Cependant, le major prussien qui commandait cette charge, poussant audacieusement sur le milieu de notre ligne, cassa d'un coup de pistolet la tête au lieutenant Bachelet, un des bons officiers de mon régiment. Je regrettai vivement M. Bachelet, qui fut promptement vengé par les chasseurs de son peloton, car le major prussien, percé de plusieurs balles, tomba mort auprès de lui!

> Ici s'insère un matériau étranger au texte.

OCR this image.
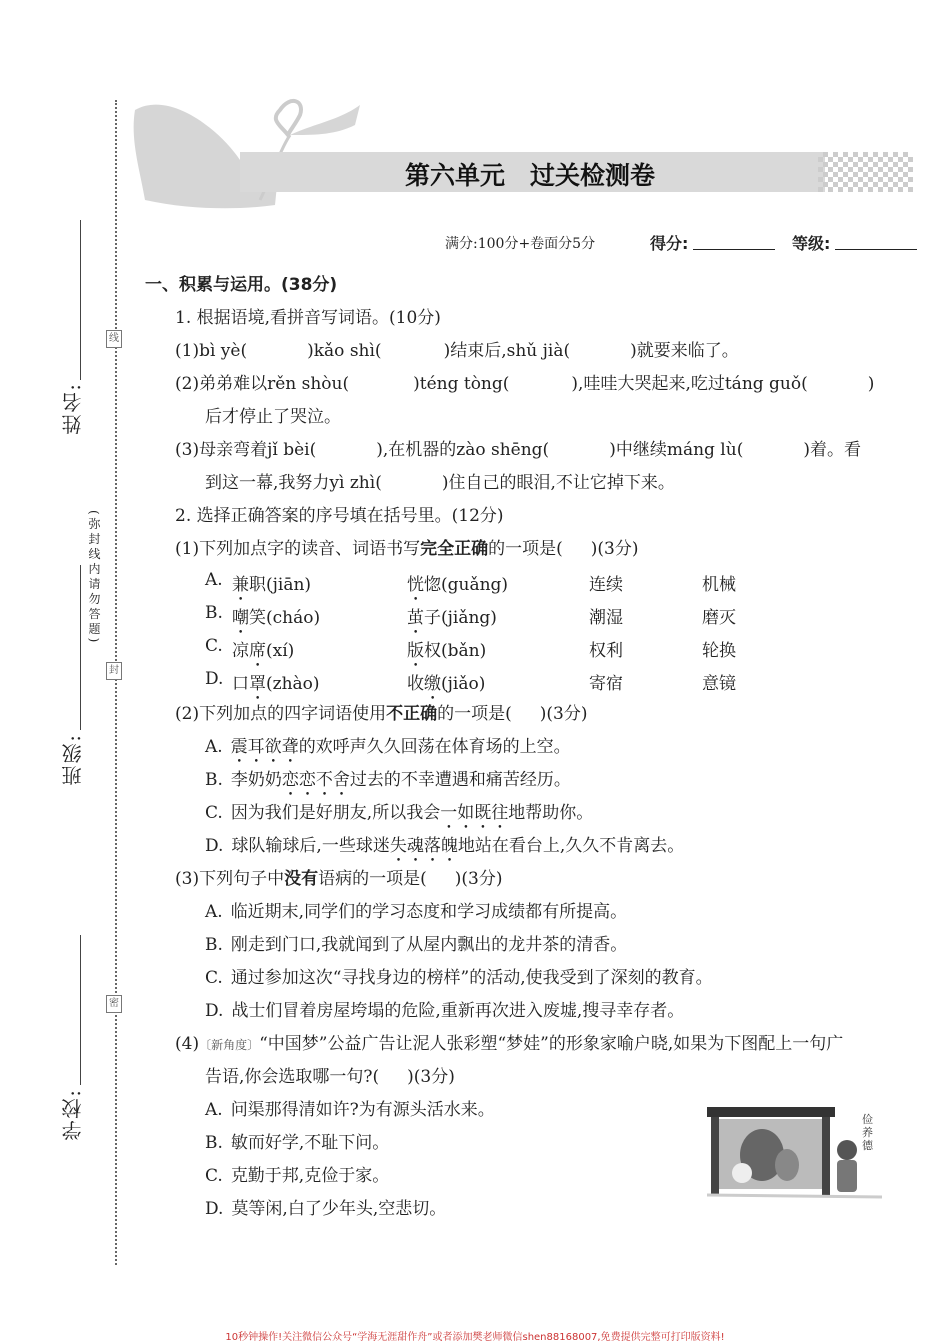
线
封
密
(弥封线内请勿答题)
姓名:
班级:
学校:
第六单元　过关检测卷
满分:100分+卷面分5分	得分:	等级:
一、积累与运用。(38分)
1. 根据语境,看拼音写词语。(10分)
(1)bì yè(	)kǎo shì(	)结束后,shǔ jià(	)就要来临了。
(2)弟弟难以rěn shòu(	)téng tòng(	),哇哇大哭起来,吃过táng guǒ(	)
后才停止了哭泣。
(3)母亲弯着jǐ bèi(	),在机器的zào shēng(	)中继续máng lù(	)着。看
到这一幕,我努力yì zhì(	)住自己的眼泪,不让它掉下来。
2. 选择正确答案的序号填在括号里。(12分)
(1)下列加点字的读音、词语书写完全正确的一项是( )(3分)
(2)下列加点的四字词语使用不正确的一项是( )(3分)
(3)下列句子中没有语病的一项是( )(3分)
(4)〔新角度〕“中国梦”公益广告让泥人张彩塑“梦娃”的形象家喻户晓,如果为下图配上一句广
告语,你会选取哪一句?( )(3分)
俭 养德
10秒钟操作!关注微信公众号“学海无涯甜作舟”或者添加樊老师微信shen88168007,免费提供完整可打印版资料!
A. 兼职(jiān)	恍惚(guǎng)	连续	机械
B. 嘲笑(cháo)	茧子(jiǎng)	潮湿	磨灭
C. 凉席(xí)	版权(bǎn)	权利	轮换
D. 口罩(zhào)	收缴(jiǎo)	寄宿	意镜
A. 震耳欲聋的欢呼声久久回荡在体育场的上空。
B. 李奶奶恋恋不舍过去的不幸遭遇和痛苦经历。
C. 因为我们是好朋友,所以我会一如既往地帮助你。
D. 球队输球后,一些球迷失魂落魄地站在看台上,久久不肯离去。
A. 临近期末,同学们的学习态度和学习成绩都有所提高。
B. 刚走到门口,我就闻到了从屋内飘出的龙井茶的清香。
C. 通过参加这次“寻找身边的榜样”的活动,使我受到了深刻的教育。
D. 战士们冒着房屋垮塌的危险,重新再次进入废墟,搜寻幸存者。
A. 问渠那得清如许?为有源头活水来。
B. 敏而好学,不耻下问。
C. 克勤于邦,克俭于家。
D. 莫等闲,白了少年头,空悲切。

La chute de leur chef, les nombreuses pertes qu'ils venaient d'éprouver, et surtout l'impossibilité de nous joindre, déterminèrent les ennemis à renoncer à leur entreprise; ils se retirèrent. Je fis relever les blessés et exécutai ma retraite sans être suivi. Mon régiment perdit dans cette déplorable affaire un officier et neuf cavaliers tués; treize avaient été faits prisonniers. Le lieutenant Maréchal était au nombre de ces derniers. La perte de ces vingt-trois hommes me déchira le cœur avec d'autant plus de raison qu'elle était inutile et qu'elle portait entièrement sur les plus intrépides guerriers du corps, dont la plupart étaient désignés pour la décoration ou l'avancement. Je ne pus jamais me consoler du chagrin que me causa ce rude échec! Il acheva de nous indisposer à l'égard d'Exelmans. Il en fut quitte pour être réprimandé par le général Sébastiani et par l'Empereur, auprès duquel le recommandait d'ailleurs l'amitié de Murat. Le vieux général Saint-Germain, ancien colonel et même créateur du 23e de chasseurs, pour lequel il avait conservé beaucoup d'affection, ayant dit hautement qu'Exelmans méritait un châtiment exemplaire, ces généraux se prirent de querelle et en seraient venus aux mains si l'Empereur ne s'y fût personnellement opposé. Le commandant Lacour, dont l'inhabileté avait si grandement contribué à cette catastrophe, perdit de ce jour ma confiance.